Climate Map- 01/30/22
Temperature anomalies (deg. C) under a RCP 8.5 emission scenario demonstrating the warming that will occur between present day(baseline), 2039 and 2099
Temperature anomalies (deg. C) under a RCP 8.5 emission scenario demonstrating the warming that will occur between present day(baseline), 2039 and 2099
2020-2039
2080-2099
Lab Objectives
Utilize NetCDF climate data to create raster layers in ArcGIS
NetCDF files require special steps in order to create raster layers, using the 'NetCDF raster layer' you are able to convert the climate data (ArcGIS) into a visual layer thus taking the data that is at a scale of one degree latitude by one degree longitude visualizing it. Upon converting the data to a raster layer symbology(colors) was assigned to the different temperature values with a range of values in the content tab. I able to observe the temperature values in relation to the coloring on the world map which all helped me infer that the data was imported correctly.

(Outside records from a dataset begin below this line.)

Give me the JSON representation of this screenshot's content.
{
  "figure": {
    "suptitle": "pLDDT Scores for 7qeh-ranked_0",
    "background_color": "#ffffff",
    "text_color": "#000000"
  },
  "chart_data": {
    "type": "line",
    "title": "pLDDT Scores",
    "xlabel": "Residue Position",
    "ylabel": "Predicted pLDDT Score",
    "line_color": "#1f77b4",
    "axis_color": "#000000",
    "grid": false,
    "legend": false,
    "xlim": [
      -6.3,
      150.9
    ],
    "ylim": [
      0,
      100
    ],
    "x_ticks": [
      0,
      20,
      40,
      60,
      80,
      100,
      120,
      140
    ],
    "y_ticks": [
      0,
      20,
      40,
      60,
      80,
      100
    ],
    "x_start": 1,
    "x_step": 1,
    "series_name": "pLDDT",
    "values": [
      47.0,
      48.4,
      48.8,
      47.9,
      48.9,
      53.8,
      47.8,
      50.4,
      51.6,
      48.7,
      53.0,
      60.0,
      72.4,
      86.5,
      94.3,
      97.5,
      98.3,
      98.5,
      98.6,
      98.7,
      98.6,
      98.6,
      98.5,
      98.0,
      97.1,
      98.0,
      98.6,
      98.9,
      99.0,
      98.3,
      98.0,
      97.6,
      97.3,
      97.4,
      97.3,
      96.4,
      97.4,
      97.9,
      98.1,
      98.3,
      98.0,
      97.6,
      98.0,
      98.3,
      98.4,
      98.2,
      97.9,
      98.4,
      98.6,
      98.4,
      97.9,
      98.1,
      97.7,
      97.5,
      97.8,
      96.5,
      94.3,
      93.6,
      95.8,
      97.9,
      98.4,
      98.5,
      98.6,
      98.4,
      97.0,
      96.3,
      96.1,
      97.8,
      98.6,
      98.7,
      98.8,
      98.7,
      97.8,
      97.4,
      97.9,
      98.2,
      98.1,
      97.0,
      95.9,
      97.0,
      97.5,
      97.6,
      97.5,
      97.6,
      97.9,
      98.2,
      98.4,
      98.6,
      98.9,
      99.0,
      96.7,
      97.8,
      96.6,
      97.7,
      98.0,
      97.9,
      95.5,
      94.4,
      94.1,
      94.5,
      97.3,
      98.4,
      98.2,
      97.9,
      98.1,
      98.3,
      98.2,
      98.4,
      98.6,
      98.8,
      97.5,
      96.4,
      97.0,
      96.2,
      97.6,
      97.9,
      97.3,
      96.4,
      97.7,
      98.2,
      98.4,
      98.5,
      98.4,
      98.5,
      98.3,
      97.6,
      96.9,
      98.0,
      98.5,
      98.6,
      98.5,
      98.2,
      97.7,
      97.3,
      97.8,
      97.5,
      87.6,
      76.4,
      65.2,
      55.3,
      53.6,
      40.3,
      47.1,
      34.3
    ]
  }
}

Use Arc's statistical capabilities to make NetCDF tables and visualize data in the form of graphs
I described in the previous step one way that NetCDF data can be conveyed but NetCDF data can also be imported in tabular form which more easily allows for statistical computing. Using a similar tool as the raster layer, 'NetCDF Table View' allows for the same climate data which uses a 1x1 degree resolution and puts it in an attribute type table. I created a visual data set from the table which displayed a similar point in each raster point and by using the same data from my raster layer I could cross references data points, e.g. selecting the most extreme point in my table and having them highlighted on my map. By looking at known extreme temperature points worldwide, like the Red Sea, the data was verified. This was all based on current global climate temperature averages.

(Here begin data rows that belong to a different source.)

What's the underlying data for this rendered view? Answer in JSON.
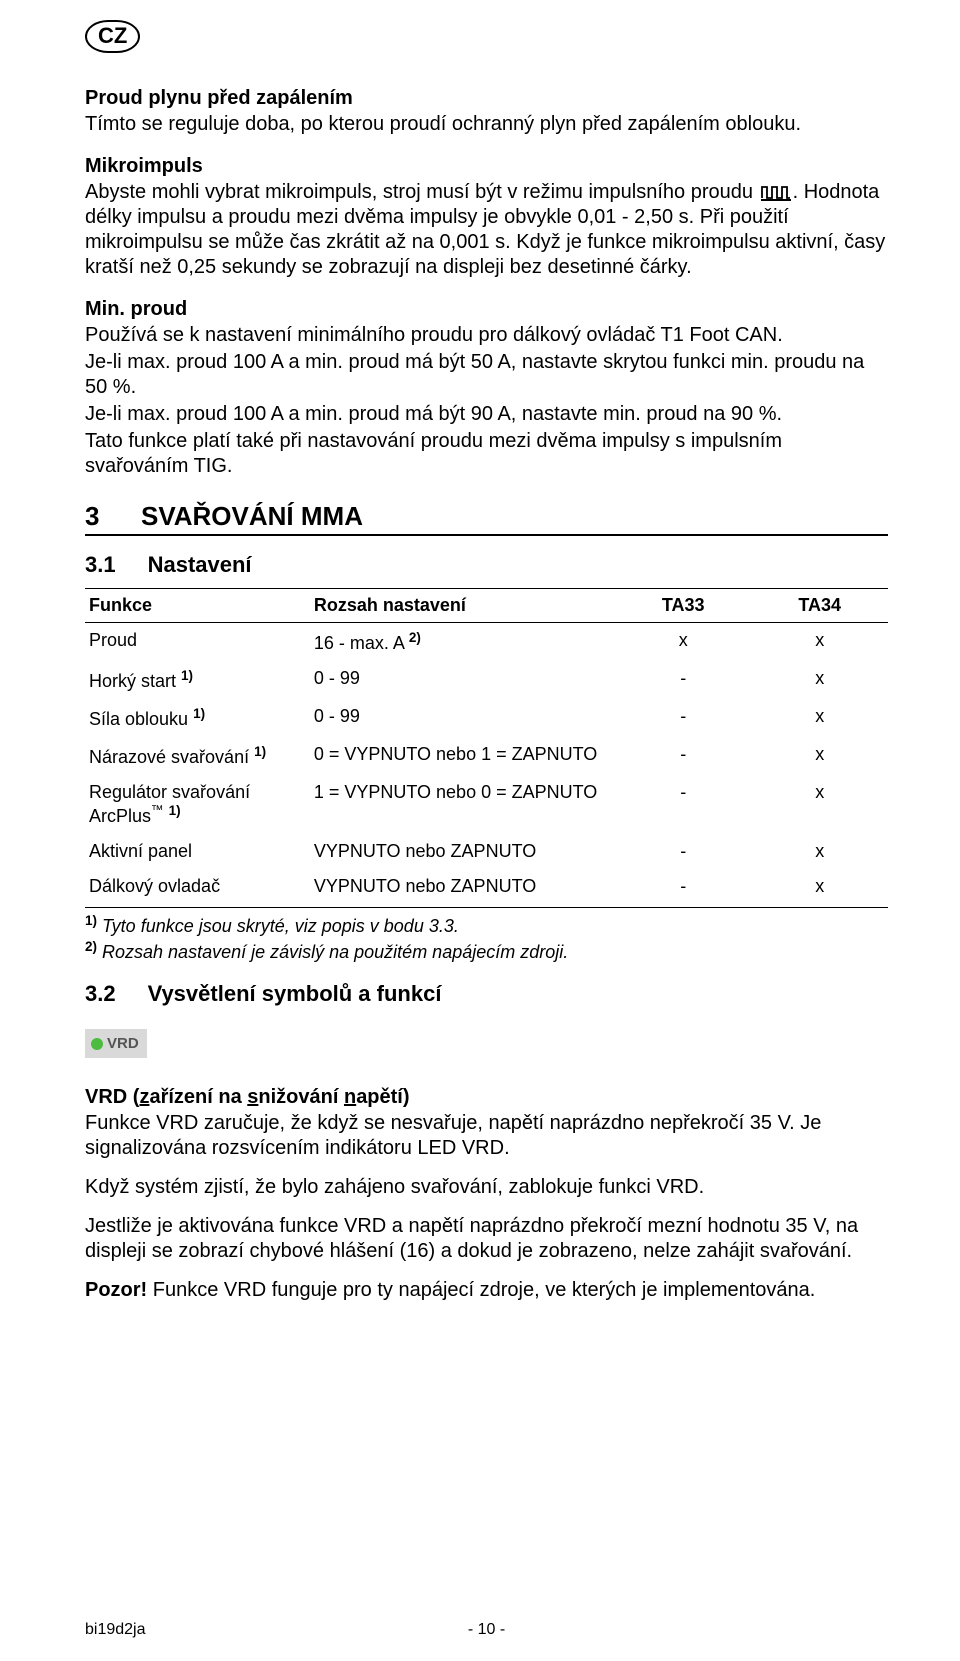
{
  "badge": "CZ",
  "s1": {
    "h": "Proud plynu před zapálením",
    "p": "Tímto se reguluje doba, po kterou proudí ochranný plyn před zapálením oblouku."
  },
  "s2": {
    "h": "Mikroimpuls",
    "p1a": "Abyste mohli vybrat mikroimpuls, stroj musí být v režimu impulsního proudu ",
    "p1b": ". Hodnota délky impulsu a proudu mezi dvěma impulsy je obvykle 0,01 - 2,50 s. Při použití mikroimpulsu se může čas zkrátit až na 0,001 s. Když je funkce mikroimpulsu aktivní, časy kratší než 0,25 sekundy se zobrazují na displeji bez desetinné čárky."
  },
  "s3": {
    "h": "Min. proud",
    "p1": "Používá se k nastavení minimálního proudu pro dálkový ovládač T1 Foot CAN.",
    "p2": "Je-li max. proud 100 A a min. proud má být 50 A, nastavte skrytou funkci min. proudu na 50 %.",
    "p3": "Je-li max. proud 100 A a min. proud má být 90 A, nastavte min. proud na 90 %.",
    "p4": "Tato funkce platí také při nastavování proudu mezi dvěma impulsy s impulsním svařováním TIG."
  },
  "h2": {
    "num": "3",
    "title": "SVAŘOVÁNÍ MMA"
  },
  "h31": {
    "num": "3.1",
    "title": "Nastavení"
  },
  "table": {
    "headers": [
      "Funkce",
      "Rozsah nastavení",
      "TA33",
      "TA34"
    ],
    "rows": [
      {
        "c1": "Proud",
        "sup1": "",
        "c2": "16 - max. A ",
        "sup2": "2)",
        "c3": "x",
        "c4": "x"
      },
      {
        "c1": "Horký start ",
        "sup1": "1)",
        "c2": "0 - 99",
        "sup2": "",
        "c3": "-",
        "c4": "x"
      },
      {
        "c1": "Síla oblouku ",
        "sup1": "1)",
        "c2": "0 - 99",
        "sup2": "",
        "c3": "-",
        "c4": "x"
      },
      {
        "c1": "Nárazové svařování ",
        "sup1": "1)",
        "c2": "0 = VYPNUTO nebo 1 = ZAPNUTO",
        "sup2": "",
        "c3": "-",
        "c4": "x"
      },
      {
        "c1": "Regulátor svařování ArcPlus™ ",
        "sup1": "1)",
        "c2": "1 = VYPNUTO nebo 0 = ZAPNUTO",
        "sup2": "",
        "c3": "-",
        "c4": "x"
      },
      {
        "c1": "Aktivní panel",
        "sup1": "",
        "c2": "VYPNUTO nebo ZAPNUTO",
        "sup2": "",
        "c3": "-",
        "c4": "x"
      },
      {
        "c1": "Dálkový ovladač",
        "sup1": "",
        "c2": "VYPNUTO nebo ZAPNUTO",
        "sup2": "",
        "c3": "-",
        "c4": "x"
      }
    ]
  },
  "fn1": {
    "sup": "1)",
    "txt": " Tyto funkce jsou skryté, viz popis v bodu 3.3."
  },
  "fn2": {
    "sup": "2)",
    "txt": " Rozsah nastavení je závislý na použitém napájecím zdroji."
  },
  "h32": {
    "num": "3.2",
    "title": "Vysvětlení symbolů a funkcí"
  },
  "vrdBadge": "VRD",
  "vrd": {
    "h_pre": "VRD  (",
    "u1": "z",
    "t1": "ařízení na ",
    "u2": "s",
    "t2": "nižování ",
    "u3": "n",
    "t3": "apětí)",
    "p1": "Funkce VRD zaručuje, že když se nesvařuje, napětí naprázdno nepřekročí 35 V. Je signalizována rozsvícením indikátoru LED VRD.",
    "p2": "Když systém zjistí, že bylo zahájeno svařování, zablokuje funkci VRD.",
    "p3": "Jestliže je aktivována funkce VRD a napětí naprázdno překročí mezní hodnotu 35 V, na displeji se zobrazí chybové hlášení (16) a dokud je zobrazeno, nelze zahájit svařování.",
    "p4b": "Pozor!",
    "p4": " Funkce VRD funguje pro ty napájecí zdroje, ve kterých je implementována."
  },
  "footer": {
    "left": "bi19d2ja",
    "center": "- 10 -"
  }
}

Standardize symbology in raster data to better convey the information
This step was by far my favorite and taught me a way to easily create symbology for raster data in ArcGIS. Using a fresh map I imported the climate anomaly data and used a raster function to add the values to the base map values using 'Math', this turned the raster anomaly data from two separate timeframes (2020-2039 and 2080-2099) into a raster layer that highlighted the differences in the temperature. Next, to communicate the anomaly data I overlayed a random raster set to the map and then adjusted the settings to include the temperature differences from the two anomaly layers and set the resolution and cell size to be identical to that of the anomaly data set. Then changed the symbology to a color of choice which accurately represented the information. Lastly, by saving the symbology as a layer I could import it into the two anomaly timestamps and save the characteristic settings this created a uniform basis for which the two maps were based off of and as shown in the two maps above it is easy to observe how temperature continues to greatly vary both spatially and temporally under these high emission scenarios.